Caplan, who launched his career in the 70s and now teaches at New York University’s Langone Medical Center, is probably the most quoted bioethicist on the planet. He attributes the good fortune of his vision of bioethics to public engagement. Bioethicists provided answers to unsettling questions raised by novel technology at the exact time when the public needed them.
“It was a field whose timing was impeccable—new problems and challenges emerged one after another in rapid succession fuelled by technological advances creating a demand for somebody, anybody, to provide thoughtful input into their management.
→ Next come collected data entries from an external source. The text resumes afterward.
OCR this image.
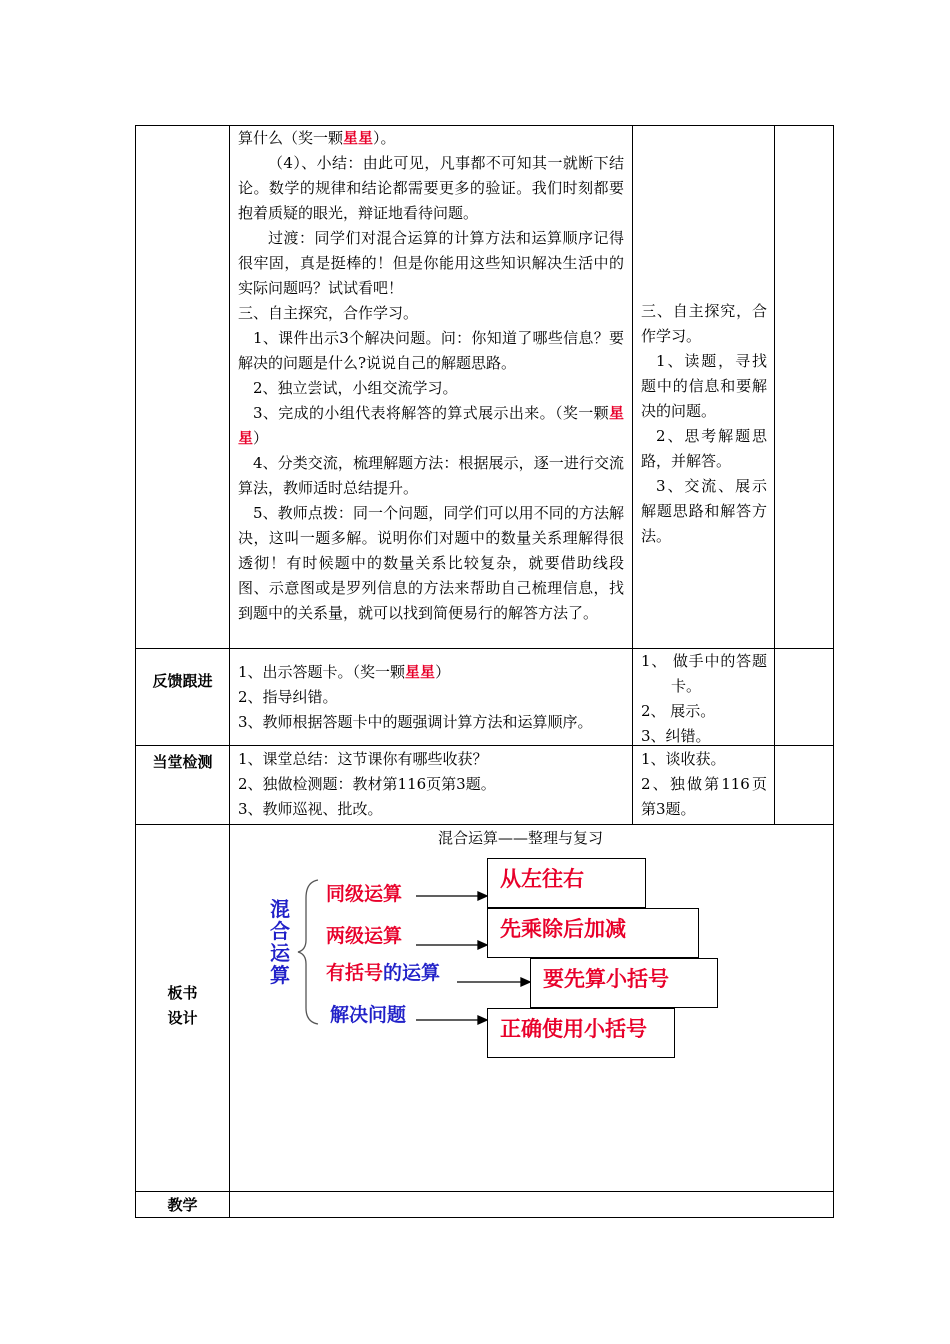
算什么（奖一颗星星）。

（4）、小结：由此可见，凡事都不可知其一就断下结论。数学的规律和结论都需要更多的验证。我们时刻都要抱着质疑的眼光，辩证地看待问题。

过渡：同学们对混合运算的计算方法和运算顺序记得很牢固，真是挺棒的！但是你能用这些知识解决生活中的实际问题吗？试试看吧！

三、自主探究，合作学习。

1、课件出示3个解决问题。问：你知道了哪些信息？要解决的问题是什么?说说自己的解题思路。

2、独立尝试，小组交流学习。

3、完成的小组代表将解答的算式展示出来。（奖一颗星星）

4、分类交流，梳理解题方法：根据展示，逐一进行交流算法，教师适时总结提升。

5、教师点拨：同一个问题，同学们可以用不同的方法解决，这叫一题多解。说明你们对题中的数量关系理解得很透彻！有时候题中的数量关系比较复杂，就要借助线段图、示意图或是罗列信息的方法来帮助自己梳理信息，找到题中的关系量，就可以找到简便易行的解答方法了。

三、自主探究，合作学习。

1、读题，寻找题中的信息和要解决的问题。

2、思考解题思路，并解答。

3、交流、展示解题思路和解答方法。

反馈跟进	1、出示答题卡。（奖一颗星星）

2、指导纠错。

3、教师根据答题卡中的题强调计算方法和运算顺序。

1、 做手中的答题卡。

2、 展示。

3、纠错。

当堂检测	1、课堂总结：这节课你有哪些收获？

2、独做检测题：教材第116页第3题。

3、教师巡视、批改。

1、谈收获。

2、独做第116页第3题。

板书
设计
混合运算——整理与复习
混合运算
同级运算
两级运算
有括号的运算
解决问题
从左往右
先乘除后加减
要先算小括号
正确使用小括号
教学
It was a field that, notably, attracted few, but among the thin ranks were many intellectual giants.”
Many reasons have been put forward to explain the glamour of bioethics, including the “intellectual bamboozlement” of the medical profession, the chaotic state of philosophy departments, and the abdication of moral authority by the medical establishment. But Caplan has a different explanation: bioethicists like himself were not afraid of the media. “Bioethics gained social legitimacy by not following the British analytical philosophy tradition into the ivory tower, but, rather, the Socratic tradition of engaging the public in the ‘marketplace’.”
He worked hard to engage journalists, by teaching at Columbia University’ journalism school and then by serving on the board of a journalism think tank, the Poynter Institute. He has always tried to teach the media that “bioethics [is] not simply an after-dinner mint but often the core subject of interest to those following stories about healthcare and the biomedical sciences”.
Later on he began to write a syndicated newspaper column. “By the time social media burst on to the scene in the mid-2000s, opening a new world of blogs and websites and somewhat diminishing the authority and impact of the mainstream media, bioethics’ responsibility to engage in public discourse was taken for granted and even extolled by national commissions and panels.”
Other academics were not always impressed and grizzled about celebrity bioethicists and oversimplification. But, for Caplan, the proof is in the pudding. “By using the media to move into the public arena, the field engaged the public imagination, provoked dialogue and debate, and contributed to policy changes that benefitted patients and healthcare providers.” Bioethics did well by doing good.